Privado e público

Quando uma escola pública é boa, quer dizer que é boa apesar do sistema. Já uma escola privada tem a obrigação de ser pelas condições que tem. Numas e noutras depende essencialmente do corpo docente e dos diretores.

A previsibilidade e a estabilidade são dois dos fatores que mais contam na escolha entre as escolas públicas e privadas. Nas privadas é assim: as listas de material e dos manuais são enviadas aos pais antes da férias. O horário letivo é conhecido quando se matriculam os filhos. O corpo docente é estável e se não é, ninguém dá por isso: não há furos. As atividades extracurriculares são dadas a conhecer em setembro e começam em outubro. As aulas são invariavelmente de manhã e parte da tarde. Nos colégios privados o acesso aos professores é fácil, as regras são claras e não mudam a meio do ano. Também as fardas (quando existem) esbatem as diferenças sociais, financeiras, etc. A autoridade é mais facilmente imposta e há maior flexibilidade em adaptar os métodos pedagógicos aos alunos: corrigir e acertar o tiro ao longo do percurso e conforme as falhas forem detetadas. Há colégios em que as saídas são mais controladas do que outros, em que os telemóveis são proibidos e outros em que não são. O que todas as escolas particulares têm em comum é que todos sabemos ao que vamos quando iniciam as aulas. Umas são mais exigentes que outras, umas mais liberais e outras mais dedicadas a determinadas áreas. É escolher. Os projetos são quase todos diferentes tal como são os alunos e a exigência dos pais.

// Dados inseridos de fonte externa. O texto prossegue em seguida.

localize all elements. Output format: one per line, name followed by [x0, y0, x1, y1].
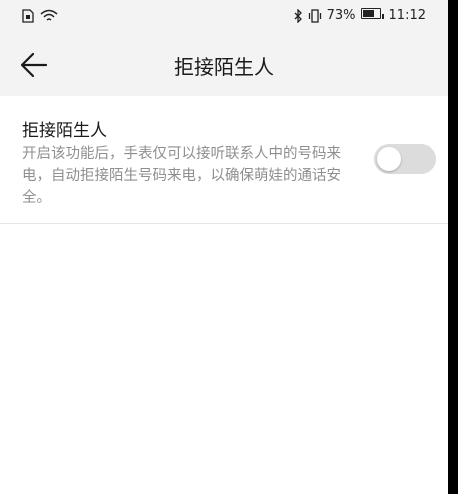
- status-bar-left: [22, 9, 58, 23]
- setting-title: 拒接陌生人: [22, 121, 107, 141]
- status-bar: 73% 11:12: [0, 0, 448, 34]
- battery-icon: [360, 8, 384, 23]
- vibrate-icon: [308, 8, 321, 23]
- sim-card-icon: [22, 9, 34, 23]
- bluetooth-icon: [294, 8, 302, 23]
- switch-knob: [377, 147, 401, 171]
- status-bar-right: 73% 11:12: [294, 8, 426, 23]
- screen: 73% 11:12 拒接陌生人 拒接陌生人 开启该功能后，手表仅可以接听联系人中…: [0, 0, 448, 494]
- status-time: 11:12: [388, 8, 426, 23]
- app-bar: 拒接陌生人: [0, 34, 448, 96]
- reject-strangers-switch[interactable]: [374, 144, 436, 174]
- battery-fill: [362, 10, 375, 17]
- page-title: 拒接陌生人: [174, 55, 274, 79]
- setting-description: 开启该功能后，手表仅可以接听联系人中的号码来电，自动拒接陌生号码来电，以确保萌娃…: [22, 146, 341, 206]
- wifi-icon: [40, 9, 58, 21]
- setting-row-reject-strangers[interactable]: 拒接陌生人 开启该功能后，手表仅可以接听联系人中的号码来电，自动拒接陌生号码来电…: [0, 96, 448, 224]
- battery-cap: [381, 14, 384, 19]
- battery-percent: 73%: [326, 8, 356, 23]
- battery-body: [360, 8, 381, 19]
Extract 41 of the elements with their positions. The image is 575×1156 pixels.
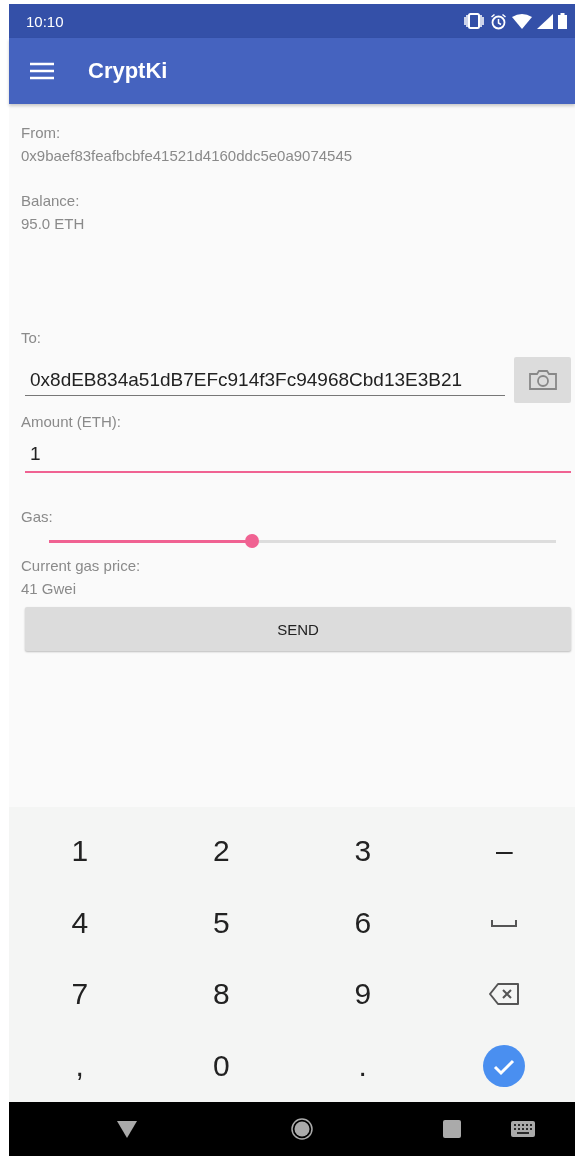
gas-price-value: 41 Gwei	[21, 579, 77, 599]
to-label: To:	[21, 328, 41, 348]
gas-price-label: Current gas price:	[21, 556, 141, 576]
recipient-address-field[interactable]: 0x8dEB834a51dB7EFc914f3Fc94968Cbd13E3B21	[25, 364, 505, 396]
backspace-icon	[488, 982, 521, 1007]
keyboard-key[interactable]: 9	[342, 973, 384, 1016]
from-address: 0x9baef83feafbcbfe41521d4160ddc5e0a9074545	[21, 146, 353, 166]
wifi-icon	[512, 13, 532, 29]
keyboard-key[interactable]: ,	[63, 1045, 96, 1088]
battery-icon	[558, 13, 567, 29]
keyboard-key[interactable]: –	[483, 829, 525, 872]
keyboard-key[interactable]: 5	[200, 901, 242, 944]
keyboard-key[interactable]: 0	[200, 1045, 242, 1088]
keyboard-key[interactable]: 6	[342, 901, 384, 944]
keyboard-icon[interactable]	[511, 1121, 535, 1137]
back-icon[interactable]	[116, 1120, 137, 1138]
slider-thumb[interactable]	[244, 534, 259, 548]
menu-icon[interactable]	[30, 62, 54, 80]
from-label: From:	[21, 123, 61, 143]
keyboard-key[interactable]: 1	[59, 829, 101, 872]
keyboard-key[interactable]: 7	[59, 973, 101, 1016]
keyboard-key[interactable]: 3	[342, 829, 384, 872]
balance-label: Balance:	[21, 191, 80, 211]
vibrate-icon	[463, 13, 485, 29]
amount-label: Amount (ETH):	[21, 412, 122, 432]
camera-button[interactable]	[514, 357, 571, 403]
keyboard-key[interactable]: 8	[200, 973, 242, 1016]
keyboard-key[interactable]: .	[346, 1045, 379, 1088]
keyboard-key[interactable]: 4	[59, 901, 101, 944]
app-title: CryptKi	[88, 58, 168, 84]
send-button[interactable]: SEND	[25, 607, 571, 651]
keyboard-key[interactable]: 2	[200, 829, 242, 872]
camera-icon	[527, 369, 558, 391]
checkmark-icon	[483, 1045, 526, 1088]
alarm-icon	[490, 12, 507, 30]
gas-label: Gas:	[21, 507, 53, 527]
status-time: 10:10	[26, 12, 65, 30]
home-icon[interactable]	[291, 1118, 313, 1140]
amount-field[interactable]: 1	[25, 433, 571, 473]
balance-value: 95.0 ETH	[21, 214, 85, 234]
signal-icon	[537, 13, 553, 29]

Nas públicas é assim. Até pelo menos a uma semana antes do início das aulas os pais ainda não sabem o horário ou se as aulas são de manhã ou à tarde, ou de manhã e de tarde. O material escolar é indicado pelos professores quando as aulas começam. O projeto educativo depende da área de residência, não se pode escolher. O corpo docente é uma incógnita e pode ir mudando ao longo do ano. A falta de professores é uma nuvem que paira em cima da escola: pode ser que não haja professores para todas as disciplinas ou que haja e depois faltem. Qualquer mudança obriga primeiro a um projeto piloto e qualquer inovação pedagógica depende da persistência do diretor e da adesão dos professores que não são escolhidos por ele.

A qualidade do ensino nas escolas particulares e públicas pode ser igual, melhor ou pior numas e noutras: não é a sua natureza que determina a qualidade. Numas e noutras depende essencialmente do corpo docente e dos diretores. Mas é um facto que a organização, previsibilidade e estabilidade ajudam. Quando uma escola pública é boa, quer dizer que é boa apesar do sistema. Já uma escola privada tem a obrigação de ser pelas condições que tem. Ou seja, pela liberdade que tem em se ir esturrando e respondendo às necessidades da comunidade educativa (alunos, pais e professores).

Hoje, inscrever os filhos nas escolas privadas já não é sinal de riqueza. Cada vez há mais filhos únicos e netos únicos e as mensalidades são divididas por todos. É apenas sinal de que se dá importância à educação, à estabilidade para se conseguir conciliar trabalho com família e que se desconfia da escola pública para assegurar as duas coisas.

Um quinto dos alunos em Portugal estudam em colégios privados, e como é óbvio um quinto dos alunos não são oriundos de famílias ricas. E o número continua a crescer. Educação gratuita e universal para todos existe. Mas só alguns é que a têm de qualidade porque escolheram ou tem a sorte de viver perto de escolas públicas de qualidade. Os outros pagam, com maior ou menor sacrifício. No meio disto, os colégios são os que mais beneficiam da instabilidade da escola pública. É lidar.